Création et missions du SELL

Mars 1995. A l'initiative des différents éditeurs de jeux vidéo installés en France, et qui souhaitent défendre le jeu vidéo, est créée une association : c'est la naissance du Syndicat des Éditeurs de Logiciels de Loisirs. 

A cette époque, le média est, bien trop souvent au goût de ses défenseurs, attaqué par les médias généralistes, ou même au sein de la sphère politique. Dans une société en pleine mutation, il est bien trop souvent perçu comme une cible facile, le bouc émissaire idéal en somme, forcément coupable de tous les maux puisque nouveau et inconnu d'une grande partie de la population. 

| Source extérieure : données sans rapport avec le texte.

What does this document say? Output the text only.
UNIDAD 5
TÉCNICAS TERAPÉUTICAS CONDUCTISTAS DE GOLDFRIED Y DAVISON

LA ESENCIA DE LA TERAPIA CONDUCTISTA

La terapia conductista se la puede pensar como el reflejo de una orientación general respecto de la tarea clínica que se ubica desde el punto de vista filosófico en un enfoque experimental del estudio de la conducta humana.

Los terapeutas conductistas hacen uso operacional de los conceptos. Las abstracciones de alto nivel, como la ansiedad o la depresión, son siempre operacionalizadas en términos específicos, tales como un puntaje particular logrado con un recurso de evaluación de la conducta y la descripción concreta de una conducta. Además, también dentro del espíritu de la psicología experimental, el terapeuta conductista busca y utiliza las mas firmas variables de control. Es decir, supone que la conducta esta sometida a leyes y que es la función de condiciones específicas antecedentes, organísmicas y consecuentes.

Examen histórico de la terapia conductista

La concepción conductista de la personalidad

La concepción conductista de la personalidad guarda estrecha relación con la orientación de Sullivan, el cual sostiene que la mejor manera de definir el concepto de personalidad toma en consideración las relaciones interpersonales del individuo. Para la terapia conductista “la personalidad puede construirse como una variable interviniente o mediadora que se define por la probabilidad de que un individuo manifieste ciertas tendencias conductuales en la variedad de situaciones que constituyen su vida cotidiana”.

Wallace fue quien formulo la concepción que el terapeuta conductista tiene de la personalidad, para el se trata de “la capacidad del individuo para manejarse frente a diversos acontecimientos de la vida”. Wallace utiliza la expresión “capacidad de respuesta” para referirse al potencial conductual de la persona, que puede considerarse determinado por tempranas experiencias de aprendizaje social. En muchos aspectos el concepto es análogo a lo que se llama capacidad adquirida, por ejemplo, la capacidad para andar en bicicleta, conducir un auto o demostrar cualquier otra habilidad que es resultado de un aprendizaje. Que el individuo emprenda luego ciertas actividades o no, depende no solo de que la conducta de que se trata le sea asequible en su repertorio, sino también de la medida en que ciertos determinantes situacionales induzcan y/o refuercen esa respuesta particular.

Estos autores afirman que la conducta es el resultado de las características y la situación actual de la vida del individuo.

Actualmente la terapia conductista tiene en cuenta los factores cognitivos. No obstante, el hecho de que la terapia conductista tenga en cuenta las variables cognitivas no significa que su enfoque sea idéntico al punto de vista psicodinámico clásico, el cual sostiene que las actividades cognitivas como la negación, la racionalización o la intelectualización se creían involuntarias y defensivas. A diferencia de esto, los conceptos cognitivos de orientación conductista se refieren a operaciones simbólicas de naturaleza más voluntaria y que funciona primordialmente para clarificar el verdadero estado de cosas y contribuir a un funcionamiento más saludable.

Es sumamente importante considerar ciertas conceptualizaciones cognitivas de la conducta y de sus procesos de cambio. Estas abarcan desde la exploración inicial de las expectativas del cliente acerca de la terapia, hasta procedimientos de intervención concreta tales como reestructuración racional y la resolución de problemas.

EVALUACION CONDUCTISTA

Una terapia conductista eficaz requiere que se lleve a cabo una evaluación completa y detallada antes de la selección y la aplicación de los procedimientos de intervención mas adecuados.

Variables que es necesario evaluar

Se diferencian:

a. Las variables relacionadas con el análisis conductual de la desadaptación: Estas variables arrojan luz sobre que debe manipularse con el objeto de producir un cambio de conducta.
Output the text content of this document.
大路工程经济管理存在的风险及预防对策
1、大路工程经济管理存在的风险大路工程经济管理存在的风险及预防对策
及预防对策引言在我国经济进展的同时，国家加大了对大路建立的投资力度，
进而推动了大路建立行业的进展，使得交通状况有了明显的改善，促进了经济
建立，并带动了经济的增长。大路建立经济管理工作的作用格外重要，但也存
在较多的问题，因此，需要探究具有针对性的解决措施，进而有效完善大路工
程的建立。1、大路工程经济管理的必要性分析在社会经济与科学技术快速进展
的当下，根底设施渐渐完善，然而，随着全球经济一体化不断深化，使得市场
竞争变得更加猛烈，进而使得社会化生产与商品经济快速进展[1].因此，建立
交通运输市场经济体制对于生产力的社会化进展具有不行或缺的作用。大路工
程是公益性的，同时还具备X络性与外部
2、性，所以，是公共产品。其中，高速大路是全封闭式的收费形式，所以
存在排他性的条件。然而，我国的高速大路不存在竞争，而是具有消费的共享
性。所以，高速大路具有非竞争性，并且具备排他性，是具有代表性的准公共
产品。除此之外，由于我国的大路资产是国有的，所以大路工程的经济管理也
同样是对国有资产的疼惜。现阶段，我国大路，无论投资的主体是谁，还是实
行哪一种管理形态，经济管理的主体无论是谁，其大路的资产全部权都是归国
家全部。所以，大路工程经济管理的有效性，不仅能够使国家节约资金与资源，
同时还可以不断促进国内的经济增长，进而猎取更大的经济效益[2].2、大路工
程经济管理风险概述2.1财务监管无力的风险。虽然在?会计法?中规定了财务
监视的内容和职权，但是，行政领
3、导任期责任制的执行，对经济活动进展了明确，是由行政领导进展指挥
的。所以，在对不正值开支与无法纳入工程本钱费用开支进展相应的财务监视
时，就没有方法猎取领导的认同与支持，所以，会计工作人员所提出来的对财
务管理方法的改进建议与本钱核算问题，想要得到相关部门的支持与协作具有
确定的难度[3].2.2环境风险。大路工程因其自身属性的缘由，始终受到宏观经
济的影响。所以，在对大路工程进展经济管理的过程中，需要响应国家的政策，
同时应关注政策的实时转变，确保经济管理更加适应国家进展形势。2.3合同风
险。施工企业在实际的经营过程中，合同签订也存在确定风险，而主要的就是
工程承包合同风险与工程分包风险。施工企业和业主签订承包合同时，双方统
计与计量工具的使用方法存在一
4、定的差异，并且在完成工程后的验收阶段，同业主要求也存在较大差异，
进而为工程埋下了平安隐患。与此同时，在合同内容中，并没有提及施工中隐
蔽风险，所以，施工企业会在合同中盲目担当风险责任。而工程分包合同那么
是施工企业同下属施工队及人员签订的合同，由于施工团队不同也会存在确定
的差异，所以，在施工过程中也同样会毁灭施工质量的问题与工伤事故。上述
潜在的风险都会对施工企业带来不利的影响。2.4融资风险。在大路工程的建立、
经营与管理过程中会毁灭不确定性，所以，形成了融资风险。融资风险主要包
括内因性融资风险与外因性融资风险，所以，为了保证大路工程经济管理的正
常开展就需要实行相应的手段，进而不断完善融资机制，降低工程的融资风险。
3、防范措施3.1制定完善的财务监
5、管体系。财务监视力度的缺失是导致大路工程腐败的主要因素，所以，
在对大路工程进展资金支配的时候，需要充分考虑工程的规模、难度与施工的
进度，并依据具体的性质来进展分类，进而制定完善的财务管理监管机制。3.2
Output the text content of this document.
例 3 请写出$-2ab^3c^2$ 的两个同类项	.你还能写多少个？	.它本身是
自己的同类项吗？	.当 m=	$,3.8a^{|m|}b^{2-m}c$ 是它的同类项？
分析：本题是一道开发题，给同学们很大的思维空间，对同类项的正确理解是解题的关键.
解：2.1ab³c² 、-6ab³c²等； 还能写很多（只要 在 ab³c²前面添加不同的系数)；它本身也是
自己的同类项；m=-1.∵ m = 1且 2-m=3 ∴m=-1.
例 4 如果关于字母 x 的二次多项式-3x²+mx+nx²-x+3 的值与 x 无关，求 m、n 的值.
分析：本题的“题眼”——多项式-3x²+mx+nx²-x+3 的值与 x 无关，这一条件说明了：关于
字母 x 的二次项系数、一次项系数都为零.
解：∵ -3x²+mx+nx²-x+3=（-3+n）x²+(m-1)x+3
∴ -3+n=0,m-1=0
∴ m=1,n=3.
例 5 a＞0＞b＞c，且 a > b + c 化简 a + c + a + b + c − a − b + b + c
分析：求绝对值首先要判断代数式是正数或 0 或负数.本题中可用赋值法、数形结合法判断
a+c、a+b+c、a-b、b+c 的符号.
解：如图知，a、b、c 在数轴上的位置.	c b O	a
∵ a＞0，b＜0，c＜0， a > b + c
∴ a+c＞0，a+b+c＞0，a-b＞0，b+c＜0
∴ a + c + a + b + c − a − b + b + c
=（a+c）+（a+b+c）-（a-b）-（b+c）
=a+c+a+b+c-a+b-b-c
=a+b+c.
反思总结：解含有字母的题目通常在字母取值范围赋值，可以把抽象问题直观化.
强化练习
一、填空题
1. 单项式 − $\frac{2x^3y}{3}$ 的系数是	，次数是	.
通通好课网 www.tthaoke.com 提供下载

Plutôt que de riposter dans des joutes inutiles et stériles, le SELL aura comme mission première d'expliquer, d’illustrer la réalité du jeu vidéo auprès de ses détracteurs, mais aussi de façon plus générale auprès des français. Il s'agissait alors d'initier les pouvoirs publics à ce nouveau secteur économique, leur faire découvrir une industrie à la fois dynamique et innovante, mais aussi promesse d'une formidable croissance, croissance qu'une méconnaissance totale aurait pu malmener. 

Sa première mission sera fort logiquement de structurer un discours commun auprès des pouvoirs politiques, emprunt tout à la fois d'un message positif et d'une volonté de collaboration étroite visant à son développement et à la compréhension de ses codes, de ses enjeux. La ténacité des différents acteurs s'étant succédé aux postes clés du SELL en auront fait, au fil des années, un interlocuteur de choix auprès de la classe politique, conduisant à de réels progrès dans la perception du jeu vidéo par les pouvoirs publics. 

Autre volonté immédiate, la protection et l'information du consommateur, alors face à une absence totale de cadre. Une volonté qui se traduira tant par des messages relatifs à la santé (avertissement contre les risques d'épilepsie) que par la mise en place d'une classification visant à protéger les plus jeunes, puis d'expliquer cet univers aux parents, souvent désemparés. Aujourd'hui, la classification PEGI et le collectif PédaGoJeux assument parfaitement ces deux missions essentielles, qui sont venues combler des vides dangereux. 

Le SELL avait également un besoin impératif de parfaitement maîtriser sa connaissance du marché de son propre secteur. Structurer cette connaissance passait alors, dès 1995, par un accord conclu avec l’institut GfK, visant à suivre au plus près les évolutions, les chiffres clés de l'industrie, et ce dans toutes les particularités et les spécificités du marché français – marché dont le chiffre d'affaires est généré à 95% par les membres du SELL.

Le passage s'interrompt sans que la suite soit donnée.